Technical, Office, and Professional (TOP) Workers
In the 1990s, the UAW began to focus on new areas of organizing both geographically (in places like Puerto Rico) and in terms of occupations, with new initiatives among university staff, freelance writers (through the subsidiary National Writers Union) and employees of non-profit organizations, including workers at Mother Jones Magazine and the Sierra Club who are represented by UAW Local 2103.

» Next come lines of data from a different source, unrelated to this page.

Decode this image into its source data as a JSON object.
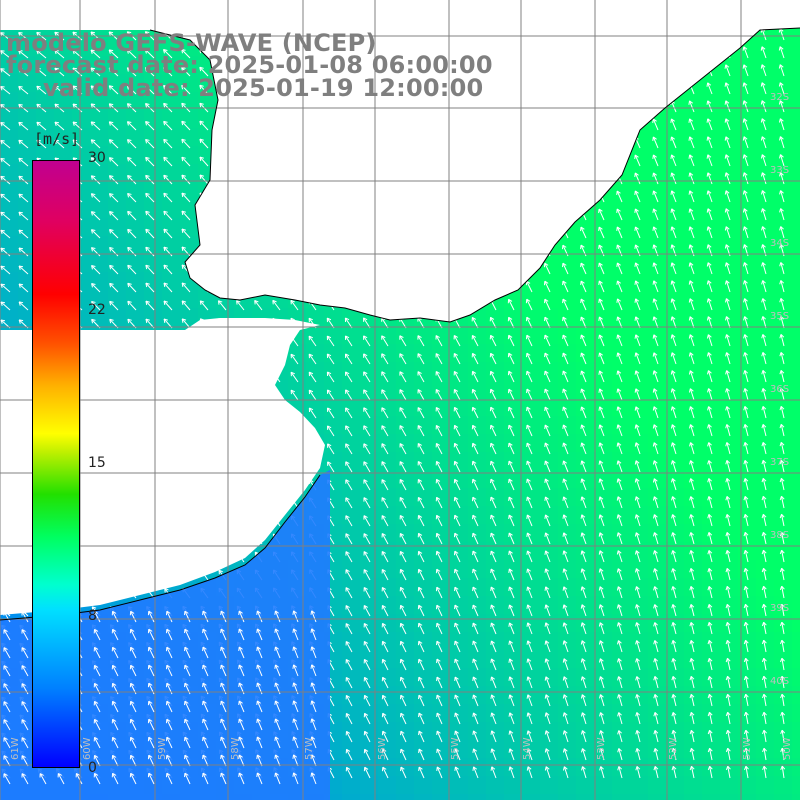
{
  "title": {
    "line1": "modelo GEFS-WAVE (NCEP)",
    "line2": "forecast date: 2025-01-08 06:00:00",
    "line3": "valid date: 2025-01-19 12:00:00"
  },
  "colorbar": {
    "unit": "[m/s]",
    "ticks": [
      "30",
      "22",
      "15",
      "8",
      "0"
    ],
    "tick_values": [
      30,
      22,
      15,
      8,
      0
    ],
    "range": [
      0,
      30
    ],
    "colors": [
      "#0000ff",
      "#00e0ff",
      "#00ff60",
      "#ffff00",
      "#ff0000",
      "#c00090"
    ]
  },
  "map": {
    "grid": true,
    "land_color": "#ffffff",
    "coastline_color": "#000000",
    "grid_color": "#808080",
    "arrow_color": "#ffffff",
    "lat_labels": [
      "32S",
      "33S",
      "34S",
      "35S",
      "36S",
      "37S",
      "38S",
      "39S",
      "40S"
    ],
    "lon_labels": [
      "61W",
      "60W",
      "59W",
      "58W",
      "57W",
      "56W",
      "55W",
      "54W",
      "53W",
      "52W",
      "51W",
      "50W"
    ]
  }
}
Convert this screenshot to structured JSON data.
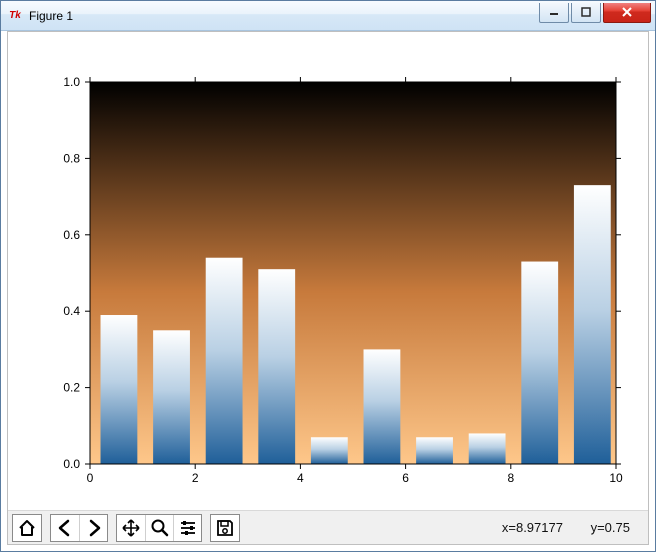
{
  "window": {
    "title": "Figure 1",
    "buttons": {
      "minimize": "minimize",
      "maximize": "maximize",
      "close": "close"
    }
  },
  "chart": {
    "type": "bar",
    "ylim": [
      0.0,
      1.0
    ],
    "yticks": [
      0.0,
      0.2,
      0.4,
      0.6,
      0.8,
      1.0
    ],
    "ytick_labels": [
      "0.0",
      "0.2",
      "0.4",
      "0.6",
      "0.8",
      "1.0"
    ],
    "xlim": [
      0,
      10
    ],
    "xticks": [
      0,
      2,
      4,
      6,
      8,
      10
    ],
    "xtick_labels": [
      "0",
      "2",
      "4",
      "6",
      "8",
      "10"
    ],
    "bar_left_edges": [
      0.2,
      1.2,
      2.2,
      3.2,
      4.2,
      5.2,
      6.2,
      7.2,
      8.2,
      9.2
    ],
    "bar_width": 0.7,
    "bar_values": [
      0.39,
      0.35,
      0.54,
      0.51,
      0.07,
      0.3,
      0.07,
      0.08,
      0.53,
      0.73
    ],
    "background_gradient": {
      "top_color": "#000000",
      "mid_color": "#c77a3c",
      "bottom_color": "#fec78a"
    },
    "bar_gradient": {
      "top_color": "#ffffff",
      "mid_color": "#b9d0e4",
      "bottom_color": "#1f5f99"
    },
    "axis_color": "#000000",
    "tick_font_size": 12,
    "canvas_background": "#ffffff"
  },
  "toolbar": {
    "buttons": [
      "home",
      "back",
      "forward",
      "pan",
      "zoom",
      "configure",
      "save"
    ]
  },
  "status": {
    "x_label": "x=8.97177",
    "y_label": "y=0.75"
  }
}
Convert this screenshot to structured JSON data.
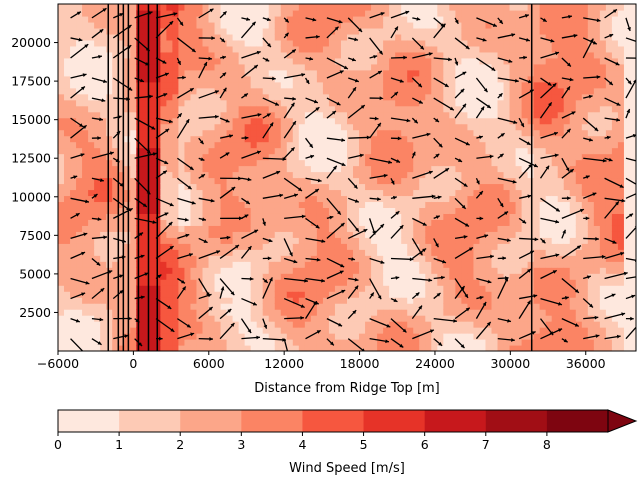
{
  "chart_data": [
    {
      "type": "heatmap",
      "subtype": "filled-contour-with-quiver",
      "xlabel": "Distance from Ridge Top [m]",
      "ylabel": "",
      "xlim": [
        -6000,
        40000
      ],
      "ylim": [
        0,
        22500
      ],
      "x_ticks": [
        -6000,
        0,
        6000,
        12000,
        18000,
        24000,
        30000,
        36000
      ],
      "x_tick_labels": [
        "−6000",
        "0",
        "6000",
        "12000",
        "18000",
        "24000",
        "30000",
        "36000"
      ],
      "y_ticks": [
        2500,
        5000,
        7500,
        10000,
        12500,
        15000,
        17500,
        20000
      ],
      "y_tick_labels": [
        "2500",
        "5000",
        "7500",
        "10000",
        "12500",
        "15000",
        "17500",
        "20000"
      ],
      "vertical_lines_x": [
        -2000,
        -1200,
        -800,
        -400,
        400,
        1200,
        1900,
        31700
      ],
      "field_description_values": {
        "background_speed_range": [
          1,
          4
        ],
        "high_speed_band_x": [
          0,
          2000
        ],
        "high_speed_band_value": 6
      },
      "quiver": true
    },
    {
      "type": "colorbar",
      "label": "Wind Speed [m/s]",
      "levels": [
        0,
        1,
        2,
        3,
        4,
        5,
        6,
        7,
        8,
        9
      ],
      "tick_labels": [
        "0",
        "1",
        "2",
        "3",
        "4",
        "5",
        "6",
        "7",
        "8"
      ],
      "extend": "max",
      "colors": [
        "#fee8de",
        "#fdcab5",
        "#fca689",
        "#fb8464",
        "#f6573f",
        "#e63328",
        "#c7181c",
        "#a10e15",
        "#7e0510"
      ]
    }
  ]
}
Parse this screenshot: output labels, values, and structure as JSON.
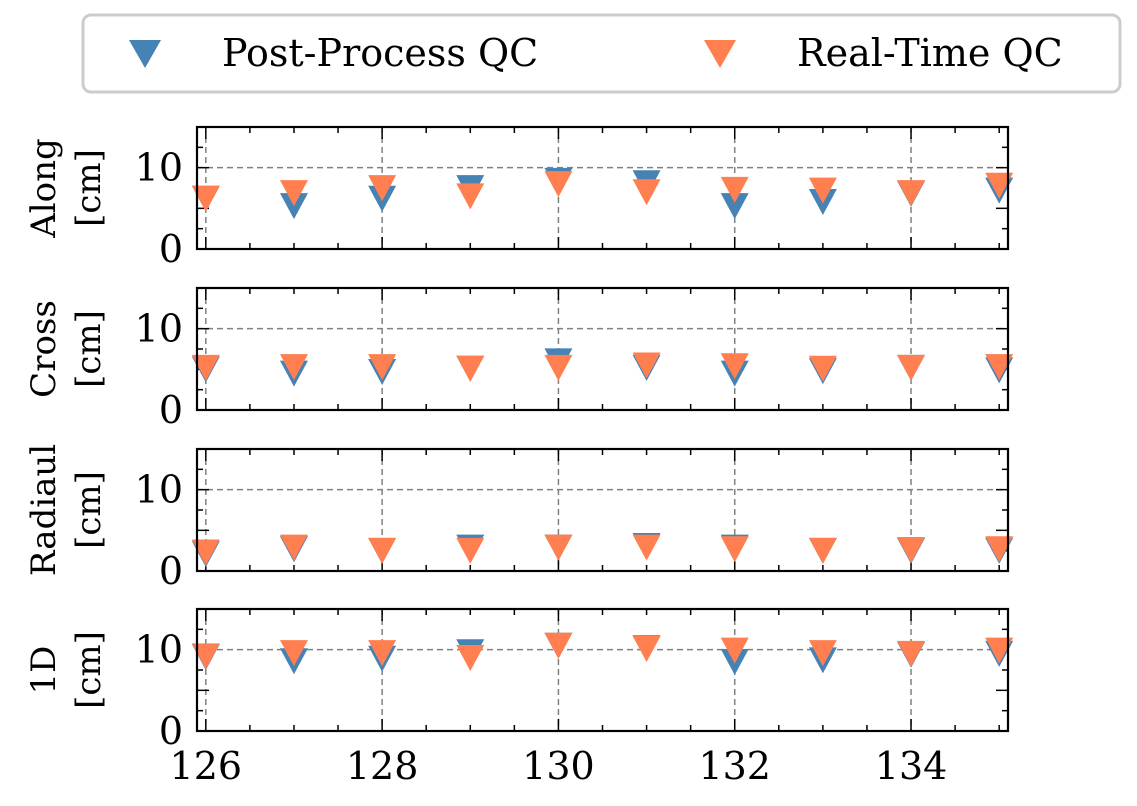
{
  "chart_data": {
    "type": "scatter",
    "x": [
      126,
      127,
      128,
      129,
      130,
      131,
      132,
      133,
      134,
      135
    ],
    "xlim": [
      125.9,
      135.1
    ],
    "xticks": [
      126,
      128,
      130,
      132,
      134
    ],
    "xtick_labels": [
      "126",
      "128",
      "130",
      "132",
      "134"
    ],
    "legend": {
      "placement": "top",
      "entries": [
        {
          "label": "Post-Process QC",
          "color": "#4682B4"
        },
        {
          "label": "Real-Time QC",
          "color": "#FF7F50"
        }
      ]
    },
    "reference_line": 10,
    "panels": [
      {
        "ylabel_line1": "Along",
        "ylabel_line2": "[cm]",
        "ylim": [
          0,
          15
        ],
        "yticks": [
          0,
          10
        ],
        "ytick_labels": [
          "0",
          "10"
        ],
        "series": [
          {
            "name": "Post-Process QC",
            "values": [
              6.3,
              5.4,
              6.3,
              7.6,
              8.5,
              8.2,
              5.4,
              5.9,
              6.9,
              7.3
            ]
          },
          {
            "name": "Real-Time QC",
            "values": [
              6.3,
              7.0,
              7.6,
              6.6,
              8.1,
              7.1,
              7.4,
              7.3,
              7.0,
              7.9
            ]
          }
        ]
      },
      {
        "ylabel_line1": "Cross",
        "ylabel_line2": "[cm]",
        "ylim": [
          0,
          15
        ],
        "yticks": [
          0,
          10
        ],
        "ytick_labels": [
          "0",
          "10"
        ],
        "series": [
          {
            "name": "Post-Process QC",
            "values": [
              5.1,
              4.6,
              4.8,
              5.2,
              6.1,
              5.3,
              4.6,
              4.9,
              5.3,
              5.0
            ]
          },
          {
            "name": "Real-Time QC",
            "values": [
              5.3,
              5.4,
              5.4,
              5.2,
              5.3,
              5.6,
              5.5,
              5.2,
              5.3,
              5.4
            ]
          }
        ]
      },
      {
        "ylabel_line1": "Radiaul",
        "ylabel_line2": "[cm]",
        "ylim": [
          0,
          15
        ],
        "yticks": [
          0,
          10
        ],
        "ytick_labels": [
          "0",
          "10"
        ],
        "series": [
          {
            "name": "Post-Process QC",
            "values": [
              2.2,
              2.8,
              2.6,
              3.0,
              3.0,
              3.2,
              3.0,
              2.6,
              2.6,
              2.6
            ]
          },
          {
            "name": "Real-Time QC",
            "values": [
              2.4,
              3.0,
              2.6,
              2.6,
              3.0,
              3.0,
              2.8,
              2.6,
              2.7,
              2.8
            ]
          }
        ]
      },
      {
        "ylabel_line1": "1D",
        "ylabel_line2": "[cm]",
        "ylim": [
          0,
          15
        ],
        "yticks": [
          0,
          10
        ],
        "ytick_labels": [
          "0",
          "10"
        ],
        "series": [
          {
            "name": "Post-Process QC",
            "values": [
              9.2,
              8.7,
              9.0,
              9.8,
              10.6,
              10.3,
              8.6,
              8.8,
              9.5,
              9.6
            ]
          },
          {
            "name": "Real-Time QC",
            "values": [
              9.3,
              9.7,
              9.7,
              9.1,
              10.6,
              10.2,
              10.0,
              9.7,
              9.6,
              10.0
            ]
          }
        ]
      }
    ]
  }
}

The UAW took on the organization of academic student employees (ASEs) working at American universities as teaching assistants, research assistants, tutors, and graders under the slogan "Uniting Academic Workers". As of 2011, the UAW represents more student workers than any other union in the United States of America. Universities with UAW ASE representation include the University of California (UAW Local 2865), California State University (UAW Local 4123), University of Massachusetts Amherst (UAW Local 2322), University of Washington (UAW Local 4121), and New York University (UAW Local 2110). In 2008 the 6,500 postdoctoral scholars ("postdocs") at the ten campuses of the University of California, who combined account for 10% of the postdocs in the nation, voted to affiliate with the UAW, creating the largest union for postdoctoral scholars in the country: UAW Local 5810.
The expansion of UAW to academic circles, postdoctoral researchers in particular, was significant in that the move helped secure advances in pay that made unionized academic researchers among the best compensated in the country in addition to gaining unprecedented rights and protections.